Texas– we love you, but you really need to address this, because it’s really dumb.
Why yes. It is a plastic keychain shaped like a cat! Better not carry it around in Texas though, because it could land you in jail.
Texans legally can walk down any street carrying their long swords, Bowie knives and guns.
But plastic self-defense key chains — particularly those shaped like cats or dogs with pointy ears — are off-limits and illegal.
“It’s a prohibited weapon,” said Shannon Edmonds, a staff attorney with the Texas District and County Attorneys Association. “Unlike a firearm … these are always and everywhere prohibited.”
These key chains, which have been in the news recently in Texas, can cost less than $10 — unless you’re caught with them in Texas.
If you’re caught with one, you could face jail time or a $4,000 fine.
For some reason, the keychains are categorized alongside brass knuckles, which is absurd because they are most definitely NOT brass knuckles.
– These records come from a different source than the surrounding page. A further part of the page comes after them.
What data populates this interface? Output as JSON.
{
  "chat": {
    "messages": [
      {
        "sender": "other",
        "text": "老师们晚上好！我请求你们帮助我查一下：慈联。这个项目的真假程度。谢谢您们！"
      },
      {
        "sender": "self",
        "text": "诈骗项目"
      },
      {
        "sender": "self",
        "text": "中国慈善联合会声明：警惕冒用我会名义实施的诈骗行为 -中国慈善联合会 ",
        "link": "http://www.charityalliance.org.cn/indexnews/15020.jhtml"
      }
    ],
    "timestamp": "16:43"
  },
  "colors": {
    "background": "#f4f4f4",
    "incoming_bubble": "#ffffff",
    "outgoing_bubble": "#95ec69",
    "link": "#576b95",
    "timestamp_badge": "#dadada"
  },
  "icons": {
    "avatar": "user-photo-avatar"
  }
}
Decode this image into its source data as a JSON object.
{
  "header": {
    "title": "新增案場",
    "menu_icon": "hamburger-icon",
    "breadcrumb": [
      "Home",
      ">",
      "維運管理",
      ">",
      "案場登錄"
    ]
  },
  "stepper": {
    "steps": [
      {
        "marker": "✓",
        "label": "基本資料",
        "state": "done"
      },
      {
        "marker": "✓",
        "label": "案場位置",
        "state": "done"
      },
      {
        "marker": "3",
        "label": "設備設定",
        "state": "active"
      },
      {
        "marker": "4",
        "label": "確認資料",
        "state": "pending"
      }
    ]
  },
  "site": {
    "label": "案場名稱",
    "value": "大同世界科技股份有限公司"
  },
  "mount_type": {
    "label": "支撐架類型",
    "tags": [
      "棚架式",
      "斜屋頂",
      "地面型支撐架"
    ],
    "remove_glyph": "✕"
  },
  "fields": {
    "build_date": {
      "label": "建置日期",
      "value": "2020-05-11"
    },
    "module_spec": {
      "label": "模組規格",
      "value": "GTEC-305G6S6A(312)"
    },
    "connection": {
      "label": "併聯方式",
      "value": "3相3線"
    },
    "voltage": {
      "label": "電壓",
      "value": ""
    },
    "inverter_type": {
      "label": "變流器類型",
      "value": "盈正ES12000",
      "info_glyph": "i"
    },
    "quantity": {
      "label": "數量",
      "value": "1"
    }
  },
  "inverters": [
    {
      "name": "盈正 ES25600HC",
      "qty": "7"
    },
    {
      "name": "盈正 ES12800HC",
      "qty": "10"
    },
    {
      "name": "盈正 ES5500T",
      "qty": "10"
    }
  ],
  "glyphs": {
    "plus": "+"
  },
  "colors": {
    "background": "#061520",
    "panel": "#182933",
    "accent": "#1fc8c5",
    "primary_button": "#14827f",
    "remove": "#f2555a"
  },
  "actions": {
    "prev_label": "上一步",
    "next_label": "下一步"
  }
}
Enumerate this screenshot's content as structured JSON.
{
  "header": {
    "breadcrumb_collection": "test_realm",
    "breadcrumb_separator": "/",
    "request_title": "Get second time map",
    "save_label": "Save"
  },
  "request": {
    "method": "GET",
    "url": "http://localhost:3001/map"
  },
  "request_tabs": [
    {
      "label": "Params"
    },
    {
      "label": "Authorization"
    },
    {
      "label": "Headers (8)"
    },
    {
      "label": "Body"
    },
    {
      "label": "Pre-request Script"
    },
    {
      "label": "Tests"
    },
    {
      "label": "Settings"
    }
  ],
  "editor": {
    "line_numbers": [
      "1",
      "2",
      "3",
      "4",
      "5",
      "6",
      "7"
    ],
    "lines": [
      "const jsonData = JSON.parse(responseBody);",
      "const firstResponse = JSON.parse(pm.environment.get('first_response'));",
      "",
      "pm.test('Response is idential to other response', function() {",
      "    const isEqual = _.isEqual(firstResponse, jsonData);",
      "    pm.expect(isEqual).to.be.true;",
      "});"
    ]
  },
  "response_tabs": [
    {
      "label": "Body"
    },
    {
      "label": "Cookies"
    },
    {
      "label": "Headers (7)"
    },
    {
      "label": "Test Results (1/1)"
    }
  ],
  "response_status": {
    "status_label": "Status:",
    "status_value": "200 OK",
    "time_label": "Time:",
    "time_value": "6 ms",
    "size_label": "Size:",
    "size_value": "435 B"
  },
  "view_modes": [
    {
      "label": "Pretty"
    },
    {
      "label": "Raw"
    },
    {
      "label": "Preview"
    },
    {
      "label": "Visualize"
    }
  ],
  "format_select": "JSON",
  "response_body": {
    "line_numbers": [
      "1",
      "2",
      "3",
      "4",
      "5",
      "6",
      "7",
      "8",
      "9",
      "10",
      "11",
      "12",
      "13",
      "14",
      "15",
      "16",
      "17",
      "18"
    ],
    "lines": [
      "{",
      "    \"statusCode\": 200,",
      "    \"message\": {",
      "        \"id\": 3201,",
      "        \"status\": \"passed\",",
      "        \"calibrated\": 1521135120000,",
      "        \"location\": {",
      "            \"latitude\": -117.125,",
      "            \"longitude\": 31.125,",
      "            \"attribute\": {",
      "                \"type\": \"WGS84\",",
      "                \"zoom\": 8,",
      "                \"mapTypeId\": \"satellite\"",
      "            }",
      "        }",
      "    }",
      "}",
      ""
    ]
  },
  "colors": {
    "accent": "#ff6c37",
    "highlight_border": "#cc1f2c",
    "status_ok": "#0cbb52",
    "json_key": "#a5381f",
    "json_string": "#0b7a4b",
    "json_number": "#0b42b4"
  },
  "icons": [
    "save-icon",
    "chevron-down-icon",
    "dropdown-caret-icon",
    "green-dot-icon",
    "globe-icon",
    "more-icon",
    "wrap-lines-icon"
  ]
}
But since they currently fall under that category, they’re illegal too.
These key chains fall under the state’s ban on brass knuckles, which are defined as instruments made of a hard substance with finger rings or guards that are used to inflict injury on another person “by striking a person with a fist.”
It’s so so so SO stupid.
“It is odd to have a situation where a person carrying a plastic pink kitty cat key chain could be arrested and sentenced to a year in jail while the person carrying a 9mm handgun next to them is free to do so,” said Mark P. Jones, a political science professor at Rice University in Houston. “But, at the same time, the person carrying the 9mm has a (license) … whereas the person with the key chain may not.
“This is a case where a well-intentioned law to prevent the use of brass knuckles and similar weapons was written before the existence of” self-defense key chains, he said. “It would not be surprising to see the Texas Legislature address this issue during the upcoming 2019 legislative session.”
The Texas Legislature really needs to address that. It’s really stupid. But for now, you’re going to have to save your kitty keychain purchase for another day. Pack the gun instead.